John Glen told lawmakers that he agreed with Bank of England estimates that 5,000 financial services jobs will have moved to continental Europe by the time Britain is due to leave the EU next March.
“My sole objective in respect of the City is to ensure as much continuation as possible in respect of economic value able to be generated by the City,” Glen told a committee in parliament’s House of Lords.
“We have not seen wholesale moves of large institutions to other cities in continental Europe,” Glen said.
He “fully expects” that Britain and the EU will agree on a deal that would introduce a transition period from next March to avoid a disorderly Brexit.
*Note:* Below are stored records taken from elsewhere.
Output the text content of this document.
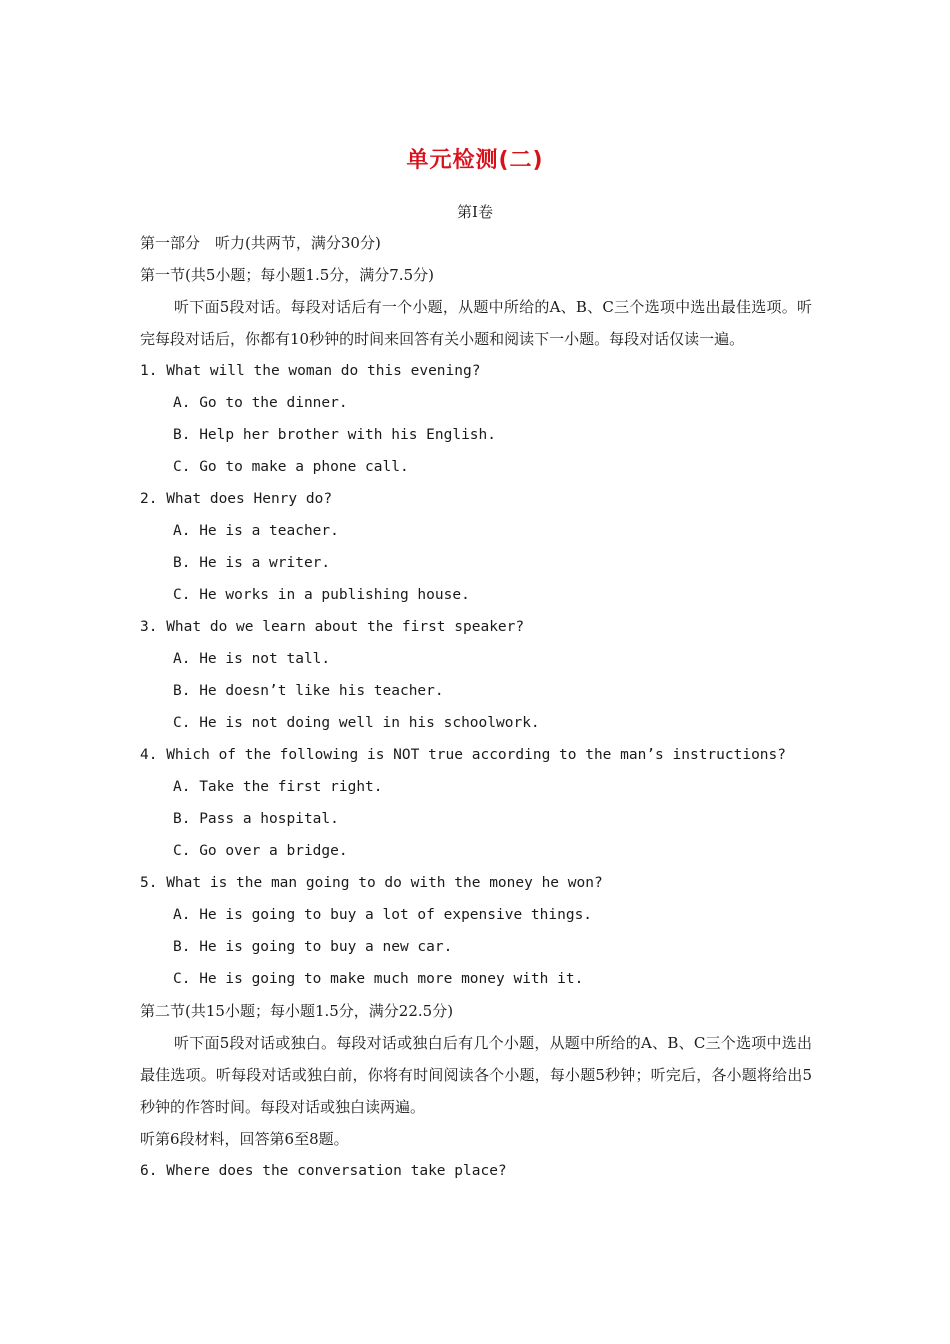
单元检测(二)
第Ⅰ卷
第一部分　听力(共两节，满分30分)
第一节(共5小题；每小题1.5分，满分7.5分)

听下面5段对话。每段对话后有一个小题，从题中所给的A、B、C三个选项中选出最佳选项。听完每段对话后，你都有10秒钟的时间来回答有关小题和阅读下一小题。每段对话仅读一遍。

1. What will the woman do this evening?
A. Go to the dinner.
B. Help her brother with his English.
C. Go to make a phone call.
2. What does Henry do?
A. He is a teacher.
B. He is a writer.
C. He works in a publishing house.
3. What do we learn about the first speaker?
A. He is not tall.
B. He doesn’t like his teacher.
C. He is not doing well in his schoolwork.
4. Which of the following is NOT true according to the man’s instructions?
A. Take the first right.
B. Pass a hospital.
C. Go over a bridge.
5. What is the man going to do with the money he won?
A. He is going to buy a lot of expensive things.
B. He is going to buy a new car.
C. He is going to make much more money with it.
第二节(共15小题；每小题1.5分，满分22.5分)

听下面5段对话或独白。每段对话或独白后有几个小题，从题中所给的A、B、C三个选项中选出最佳选项。听每段对话或独白前，你将有时间阅读各个小题，每小题5秒钟；听完后，各小题将给出5秒钟的作答时间。每段对话或独白读两遍。

听第6段材料，回答第6至8题。
6. Where does the conversation take place?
“If there was an unsatisfactory environment for the City of London then we would need to take appropriate action to defend our interests,” Glen said.
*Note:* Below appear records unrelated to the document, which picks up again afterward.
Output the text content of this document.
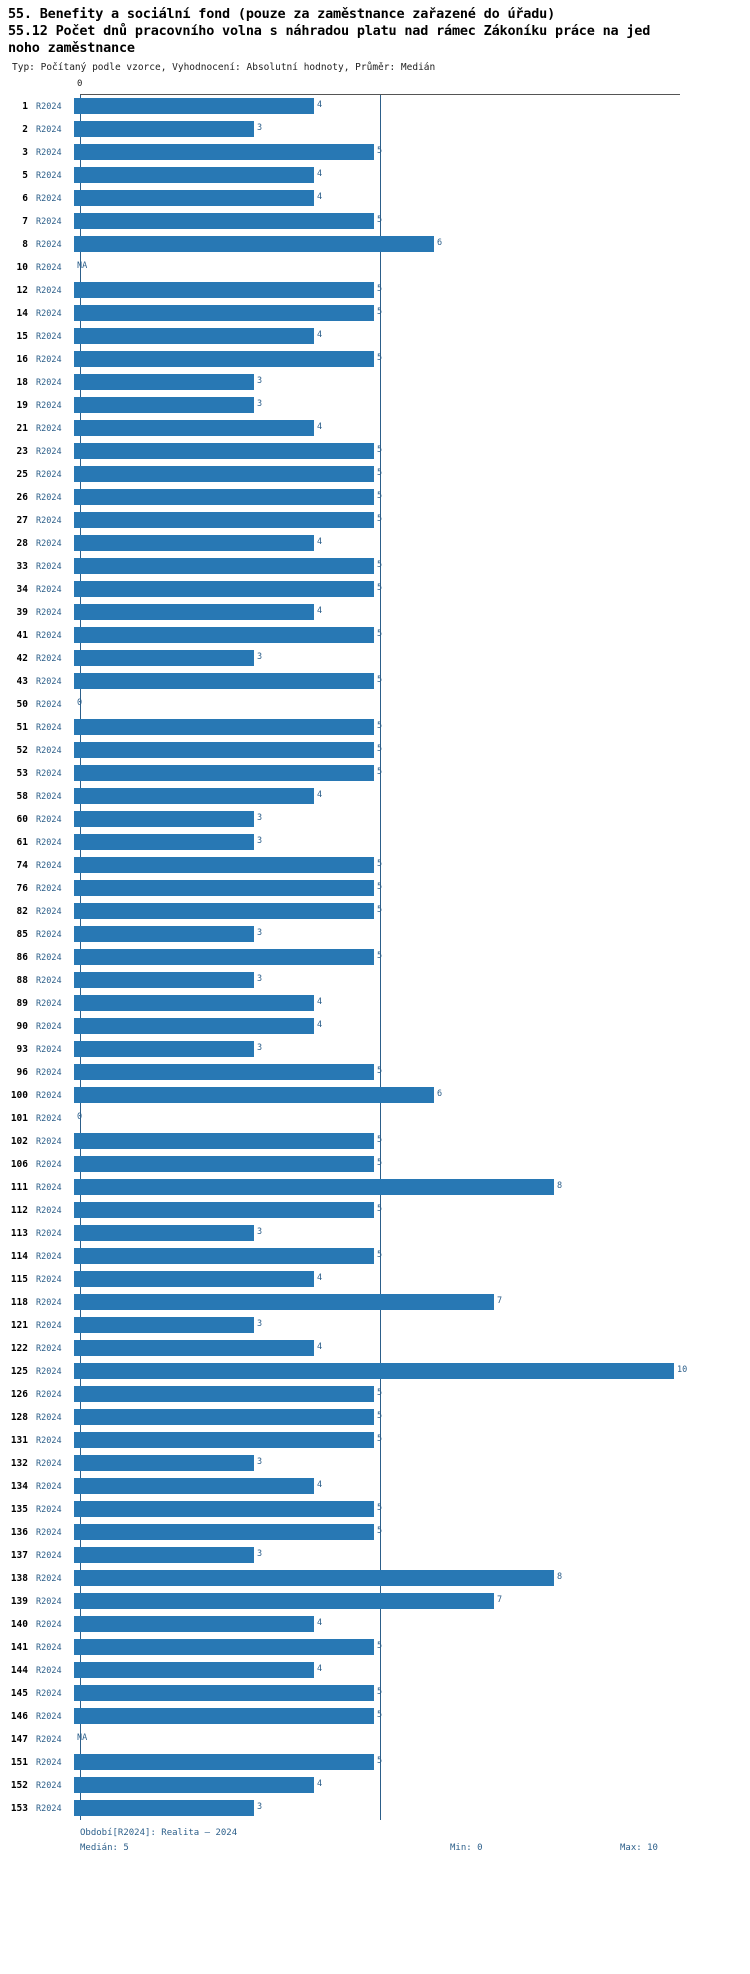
55. Benefity a sociální fond (pouze za zaměstnance zařazené do úřadu)
55.12 Počet dnů pracovního volna s náhradou platu nad rámec Zákoníku práce na jed
noho zaměstnance
Typ: Počítaný podle vzorce, Vyhodnocení: Absolutní hodnoty, Průměr: Medián
0
1 R2024	4
2 R2024	3
3 R2024	5
5 R2024	4
6 R2024	4
7 R2024	5
8 R2024	6
10 R2024	NA
12 R2024	5
14 R2024	5
15 R2024	4
16 R2024	5
18 R2024	3
19 R2024	3
21 R2024	4
23 R2024	5
25 R2024	5
26 R2024	5
27 R2024	5
28 R2024	4
33 R2024	5
34 R2024	5
39 R2024	4
41 R2024	5
42 R2024	3
43 R2024	5
50 R2024	0
51 R2024	5
52 R2024	5
53 R2024	5
58 R2024	4
60 R2024	3
61 R2024	3
74 R2024	5
76 R2024	5
82 R2024	5
85 R2024	3
86 R2024	5
88 R2024	3
89 R2024	4
90 R2024	4
93 R2024	3
96 R2024	5
100 R2024	6
101 R2024	0
102 R2024	5
106 R2024	5
111 R2024	8
112 R2024	5
113 R2024	3
114 R2024	5
115 R2024	4
118 R2024	7
121 R2024	3
122 R2024	4
125 R2024	10
126 R2024	5
128 R2024	5
131 R2024	5
132 R2024	3
134 R2024	4
135 R2024	5
136 R2024	5
137 R2024	3
138 R2024	8
139 R2024	7
140 R2024	4
141 R2024	5
144 R2024	4
145 R2024	5
146 R2024	5
147 R2024	NA
151 R2024	5
152 R2024	4
153 R2024	3
Období[R2024]: Realita — 2024
Medián: 5	Min: 0	Max: 10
A no-deal Brexit, however, might not necessarily be as hostile and difficult as some might anticipate, he added.
Britain’s financial sector generates more than 70 billion pounds ($92 billion) in tax revenues, with the EU its biggest single export market.
Glen said the focus was on securing a bilateral agreement with the EU to inject certainty into the bloc’s existing system of financial market access known as equivalence.
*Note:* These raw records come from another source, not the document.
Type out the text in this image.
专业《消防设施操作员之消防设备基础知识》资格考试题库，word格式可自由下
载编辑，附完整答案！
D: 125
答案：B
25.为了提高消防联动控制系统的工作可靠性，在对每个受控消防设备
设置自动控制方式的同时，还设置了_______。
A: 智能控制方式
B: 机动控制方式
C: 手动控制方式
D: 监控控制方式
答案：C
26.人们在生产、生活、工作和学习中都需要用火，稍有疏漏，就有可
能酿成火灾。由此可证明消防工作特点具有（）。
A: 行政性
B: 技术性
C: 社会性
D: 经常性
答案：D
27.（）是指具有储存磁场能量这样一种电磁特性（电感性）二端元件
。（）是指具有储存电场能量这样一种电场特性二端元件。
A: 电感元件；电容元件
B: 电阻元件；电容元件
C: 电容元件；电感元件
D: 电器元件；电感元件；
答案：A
Equivalence refers to Brussels granting market access to foreign banks and insurers if their home rules are aligned enough with those in force in the bloc.
Britain, however, wants a bilateral agreement with the EU to avoid Brussels scrapping equivalence at short notice, Glen said.
“We cannot be subject to a situation where there is politicisation of equivalence and our financial institutions would be vulnerable,” Glen said.
UK and EU financial rules are already fully aligned and a bilateral agreement would set out what happens if either side wanted to diverge from a particular rule, he added.
“We need an outcome that satisfies the City.”
While many firms are yet to make firm commitments to move staff, they are negotiating options on space in Amsterdam, Paris, Frankfurt and Dublin that will allow them to quickly scale up, said Sophie Van Oosterom, chief investment officer for commercial real estate and investment firm CBRE in EMEA.
“We see some tenants putting options on space in other markets,” Van Oosterom told Reuters at the Expo Real meeting in Munich, adding this was for typically space for between 20 and 40 employees.
“So if there is a soft Brexit they will stay put and if something dramatic happens they can flick the switch. They are taking optional space that doesn’t cost them too much, but gives them the ability to grow quickly,” she said.
David Hutchings, head of Cushman & Wakefield’s European investment strategy team, said London had been losing some back-office finance jobs to other regions in Britain before the Brexit vote and those jobs may now go elsewhere in the EU.